Buscamos, portanto, iniciar no país um espaço para receber relatos dessas trabalhadoras e trabalhadores. Devemos ouvi-los, aprender e combater o negacionismo com eles. Essa iniciativa se inspira no espaço aberto pela nova Revista Marxista estadunidense Spectre, que, sob a coordenação de Tithi Bhattacharya, tem recebido uma série de relatos em língua inglesa dos trabalhadores do cuidado de todo o mundo, chamada Dispatches from the Frontlines of Care. Pretendemos nos somar à iniciativa de Bhattacharya, mas também contribuir para que a sociedade brasileira possa ouvir e compartilhar esse momento de crise tão profunda com aquelas e aqueles que estão todos os dias se expondo para garantir nossa sobrevivência. Nosso objetivo é não só a valorização desses profissionais mas do trabalho voltado para a produção da vida humana, como forma de inverter a lógica que nos é imposta pelo capital. Acreditamos que o processo de superação desse sistema é múltiplo e complexo; uma das formas de iniciar este processo é denunciar a contradição existente entre produção de valor e produção da vida ao demandar do Estado o fortalecimento do SUS e dos serviços públicos, gratuitos e de qualidade e a reversão das medidas de austeridade, como a EC 95!

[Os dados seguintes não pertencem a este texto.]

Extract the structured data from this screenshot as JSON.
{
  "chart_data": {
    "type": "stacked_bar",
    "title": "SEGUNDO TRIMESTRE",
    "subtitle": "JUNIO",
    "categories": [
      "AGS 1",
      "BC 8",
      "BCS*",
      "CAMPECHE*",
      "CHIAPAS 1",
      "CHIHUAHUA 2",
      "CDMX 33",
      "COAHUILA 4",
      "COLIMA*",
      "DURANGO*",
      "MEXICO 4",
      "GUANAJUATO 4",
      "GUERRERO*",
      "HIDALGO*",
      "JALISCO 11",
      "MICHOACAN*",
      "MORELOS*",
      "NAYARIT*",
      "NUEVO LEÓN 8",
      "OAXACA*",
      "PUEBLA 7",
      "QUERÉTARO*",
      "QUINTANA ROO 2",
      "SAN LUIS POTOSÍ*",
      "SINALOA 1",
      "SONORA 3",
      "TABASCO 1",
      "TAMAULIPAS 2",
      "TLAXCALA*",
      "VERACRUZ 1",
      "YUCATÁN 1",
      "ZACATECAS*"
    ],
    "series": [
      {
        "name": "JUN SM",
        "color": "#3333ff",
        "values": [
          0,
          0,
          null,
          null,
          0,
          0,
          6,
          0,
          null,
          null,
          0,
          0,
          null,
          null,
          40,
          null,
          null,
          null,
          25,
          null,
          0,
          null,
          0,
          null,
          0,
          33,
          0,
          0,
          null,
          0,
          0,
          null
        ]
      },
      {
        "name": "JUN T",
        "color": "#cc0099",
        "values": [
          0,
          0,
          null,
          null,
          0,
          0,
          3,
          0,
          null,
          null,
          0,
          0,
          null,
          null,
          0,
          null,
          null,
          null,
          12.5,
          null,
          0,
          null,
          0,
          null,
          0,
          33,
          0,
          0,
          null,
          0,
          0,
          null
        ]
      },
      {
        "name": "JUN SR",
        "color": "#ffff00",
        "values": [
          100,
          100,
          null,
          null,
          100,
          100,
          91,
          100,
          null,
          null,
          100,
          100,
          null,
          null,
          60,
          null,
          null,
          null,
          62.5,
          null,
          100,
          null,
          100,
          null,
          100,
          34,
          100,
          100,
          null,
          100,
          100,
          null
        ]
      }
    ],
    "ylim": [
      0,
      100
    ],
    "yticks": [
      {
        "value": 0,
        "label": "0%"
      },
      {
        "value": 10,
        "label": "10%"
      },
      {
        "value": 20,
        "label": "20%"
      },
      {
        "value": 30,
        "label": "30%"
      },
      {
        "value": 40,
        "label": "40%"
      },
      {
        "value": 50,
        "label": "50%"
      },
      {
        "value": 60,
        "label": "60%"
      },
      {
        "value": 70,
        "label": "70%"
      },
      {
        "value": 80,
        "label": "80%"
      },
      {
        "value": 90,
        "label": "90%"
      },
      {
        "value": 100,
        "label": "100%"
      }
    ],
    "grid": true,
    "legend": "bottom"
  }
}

Não acreditamos que o enfrentamento à crise sanitária, assim como à todas as outras crises postas, seja uma tarefa individual. Acreditamos que, se de um lado, a produção e reprodução andam juntas e não há dualidade entre o público e o privado, de outro, as saídas precisam ser coletivas, o que não anula olhares e experiências individuais. Entendemos, no entanto, que não podemos deixar nossas iniciativas coletivas e experiências de resistência serem cooptadas pela lógica neoliberal: precisamos cobrar do Estado para que elas se tornem iniciativas públicas e acessíveis a todos. Para impulsionar esta luta, queremos dar rosto para tudo que aí está posto, humanizar quando somos desumanizados, saber quem está na linha de frente, o que estão vivendo e sentindo os trabalhadores essenciais no combate à pandemia. As experiências desses trabalhadores, seja em casa, seja nos locais de trabalho, estão diretamente conectadas às nossas experiências, ainda que neste momento elas se expressem de formas diferentes. A precarização e o desrespeito à vida deles é a precarização e o desrespeito às nossas vidas. Que ao final disso tudo, a luta e a dor desses trabalhadores não sejam esquecidos e que não voltemos à normalidade, porque a normalidade era o problema.